Auto

Les Salons à mi-chemin entre la crise et le paradoxe

Singulière période ! Alors que, partout, les constructeurs automobiles baissent la tête, réduisent les horaires, licencient du personnel et voient l'avenir sous le jour le plus noir, jamais les Salons de l'auto n'auront vu autant de nouveautés qu'en 1974-75. Comme si la crise de l'automobile, avec son cortège de quadruplement du prix de l'essence et de renforcement des limitations de vitesse, n'était finalement qu'une (mauvaise) invention des gauchistes autophobes prenant leurs désirs pour des réalités.

Vedettes

C'est le Salon de Paris qui, le 3 octobre 1974, ouvre le feu avec la CX (2 000 et 2 200). La nouvelle Citroën (11 et 12 CV) tient incontestablement la vedette au moment même où l'entreprise qui l'a enfantée doit chercher le salut dans les bras d'un partenaire sérieux, Peugeot ! Curieux paradoxe, qui, pourtant, ne semble guère émouvoir les admirateurs de ce modèle aux attraits très réels : aérodynamisme, sécurité, confort, avec en plus ces petits gadgets (comme cet essuie-glace à un seul balai) par lesquels la firme au double chevron signe toujours ses réalisations.

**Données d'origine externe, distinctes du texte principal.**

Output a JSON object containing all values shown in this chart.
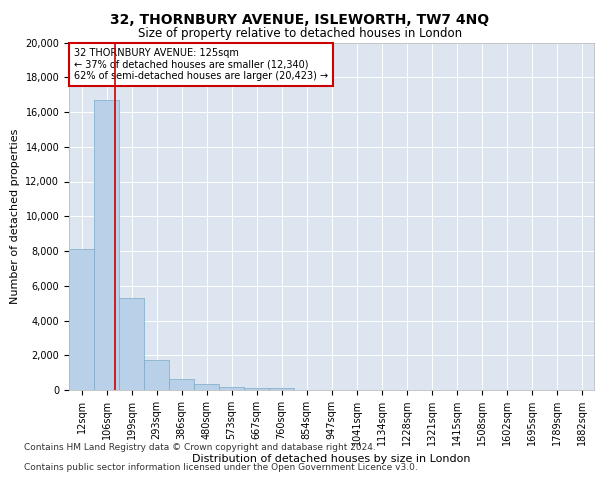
{
  "title1": "32, THORNBURY AVENUE, ISLEWORTH, TW7 4NQ",
  "title2": "Size of property relative to detached houses in London",
  "xlabel": "Distribution of detached houses by size in London",
  "ylabel": "Number of detached properties",
  "categories": [
    "12sqm",
    "106sqm",
    "199sqm",
    "293sqm",
    "386sqm",
    "480sqm",
    "573sqm",
    "667sqm",
    "760sqm",
    "854sqm",
    "947sqm",
    "1041sqm",
    "1134sqm",
    "1228sqm",
    "1321sqm",
    "1415sqm",
    "1508sqm",
    "1602sqm",
    "1695sqm",
    "1789sqm",
    "1882sqm"
  ],
  "bar_values": [
    8100,
    16700,
    5300,
    1750,
    650,
    320,
    200,
    140,
    110,
    0,
    0,
    0,
    0,
    0,
    0,
    0,
    0,
    0,
    0,
    0,
    0
  ],
  "bar_color": "#b8d0e8",
  "bar_edge_color": "#7aaac8",
  "vline_color": "#cc0000",
  "vline_x": 1.35,
  "annotation_text": "32 THORNBURY AVENUE: 125sqm\n← 37% of detached houses are smaller (12,340)\n62% of semi-detached houses are larger (20,423) →",
  "annotation_box_color": "#ffffff",
  "annotation_box_edge": "#cc0000",
  "ylim": [
    0,
    20000
  ],
  "yticks": [
    0,
    2000,
    4000,
    6000,
    8000,
    10000,
    12000,
    14000,
    16000,
    18000,
    20000
  ],
  "plot_bg": "#dde6f0",
  "footer1": "Contains HM Land Registry data © Crown copyright and database right 2024.",
  "footer2": "Contains public sector information licensed under the Open Government Licence v3.0.",
  "title1_fontsize": 10,
  "title2_fontsize": 8.5,
  "annotation_fontsize": 7,
  "axis_label_fontsize": 8,
  "tick_fontsize": 7,
  "footer_fontsize": 6.5
}
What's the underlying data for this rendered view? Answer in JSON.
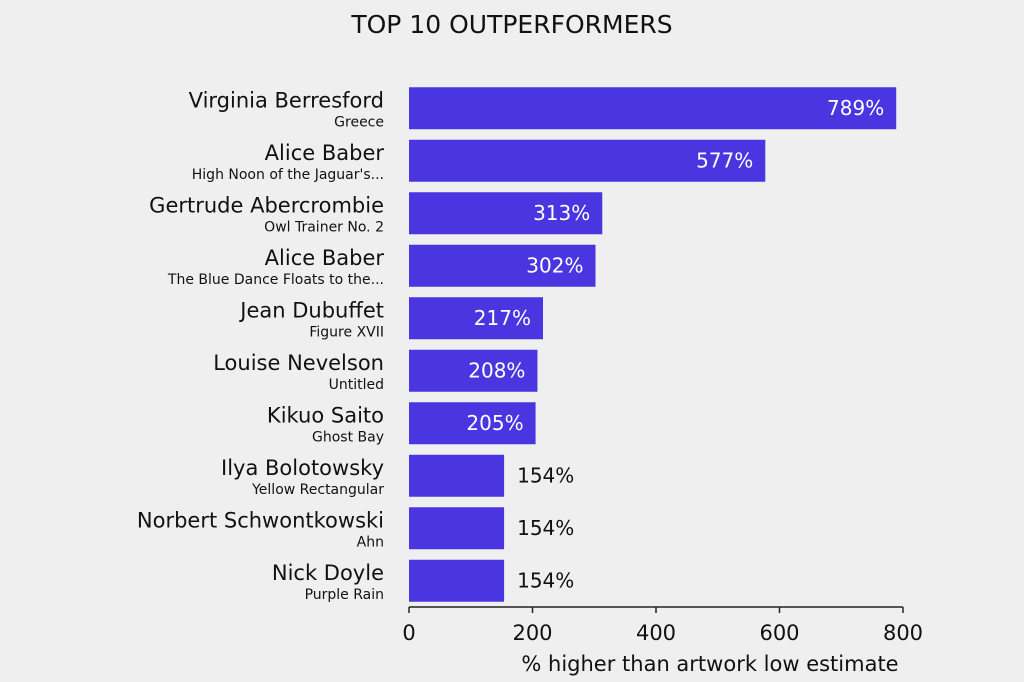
{
  "chart_data": {
    "type": "hbar",
    "title": "TOP 10 OUTPERFORMERS",
    "categories": [
      "Virginia Berresford",
      "Alice Baber",
      "Gertrude Abercrombie",
      "Alice Baber",
      "Jean Dubuffet",
      "Louise Nevelson",
      "Kikuo Saito",
      "Ilya Bolotowsky",
      "Norbert Schwontkowski",
      "Nick Doyle"
    ],
    "sublabels": [
      "Greece",
      "High Noon of the Jaguar's...",
      "Owl Trainer No. 2",
      "The Blue Dance Floats to the...",
      "Figure XVII",
      "Untitled",
      "Ghost Bay",
      "Yellow Rectangular",
      "Ahn",
      "Purple Rain"
    ],
    "values": [
      789,
      577,
      313,
      302,
      217,
      208,
      205,
      154,
      154,
      154
    ],
    "value_labels": [
      "789%",
      "577%",
      "313%",
      "302%",
      "217%",
      "208%",
      "205%",
      "154%",
      "154%",
      "154%"
    ],
    "color": "#4a36e0",
    "x_label": "% higher than artwork low estimate",
    "xlim": [
      0,
      800
    ],
    "xticks": [
      0,
      200,
      400,
      600,
      800
    ]
  }
}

Après Paris, c'est Turin qui (fin octobre 1974) présente comme il se doit la dernière-née made in Italy, la Fiat 131 (7 CV ou 9 CV) – qui remplace la 124. Signe des temps, la publicité du grand constructeur italien s'exprimera dans des termes tout à fait inhabituels dans une industrie qui avait fait du renouvellement et de l'adaptation à la mode l'un de ses dogmes. « Nous avons construit la Fiat 131 pour que vous la gardiez dix ans. » Effectivement, il y a quelque chose de changé dans le monde perturbé de l'automobile !

Mais ce changement, désiré, ne peut s'opérer comme par miracle. La plupart des nouveaux modèles qui surgissent ont été conçus quatre ou cinq ans auparavant. Et c'est ce qui explique que, au mois de mars 1975, le Salon de Genève ait été marqué par la révélation de deux lourdes cylindrées, deux voitures de haut standing, dévoreuses d'essence et coûteuses en ces temps d'inflation galopante. La traction avant Renault 30 TS (35 500 F) trouve une rivale avec la berline plus classique Peugeot 604 (fin juin on connaît son prix ; il est fixé à 41 700 F) mais ces deux voitures disposent d'un (même) moteur six cylindres, qui constitue un double événement :
– d'abord parce qu'il s'agit d'un moteur étudié et produit à Douvrin (Pas-de-Calais) par l'association Peugeot-Renault-Volvo (il équipait déjà le coupé Peugeot 504 et les Volvo 264) ;
– ensuite parce que, depuis la disparition de la légendaire 15 CV Citroën, la France avait abandonné à ses concurrents étrangers une clientèle de haut de gamme évaluée à près de 300 000 acheteurs chaque année en Europe.

Mais l'arrivée incongrue de ce gros moteur et de ces deux somptueux mastodontes ne doit pas faire illusion. L'heure est (surtout) aux plus modestes nouveautés qui, toutes, viennent disputer à la Renault 5 une part du gâteau le plus convoité : celui des petites voitures économiques. Ainsi le groupe Volkswagen, après avoir lancé la sémillante Audi 50, a sorti au Salon de Genève sa sœur jumelle, la Polo. Peu de temps auparavant, le grand constructeur allemand avait produit la Golf, autre véhicule adapte à la conduite, urbaine comme à une utilisation économique.

Là encore, la publicité affichée montre bien que les choses ont évolué, même pour l'orgueilleux et austère industriel de Wolfsburg : « L'auto est morte ! Vive l'auto ! Golf, la Volkswagen compacte... qui se déplace à petites gorgées d'essence sirotant l'or noir comme l'homme à l'Hispano dégustait son gin-fizz... » Ainsi, au printemps 1975, les grands constructeurs, inquiets de voir l'auto tomber de son piédestal doré, tentent de s'adapter pour survivre. Une évolution qui, comme toujours, tente d'éviter une révolution.

Nouveautés françaises

Renault 30 TS. Berline : 5 places, 4 portes, 2 664 cm3, 15 CV, 131 ch (DIN) à 5 500 tr/mn. Freins à disque AV et AR. Vitesse : 185 km/h. Prix : 35 500 F.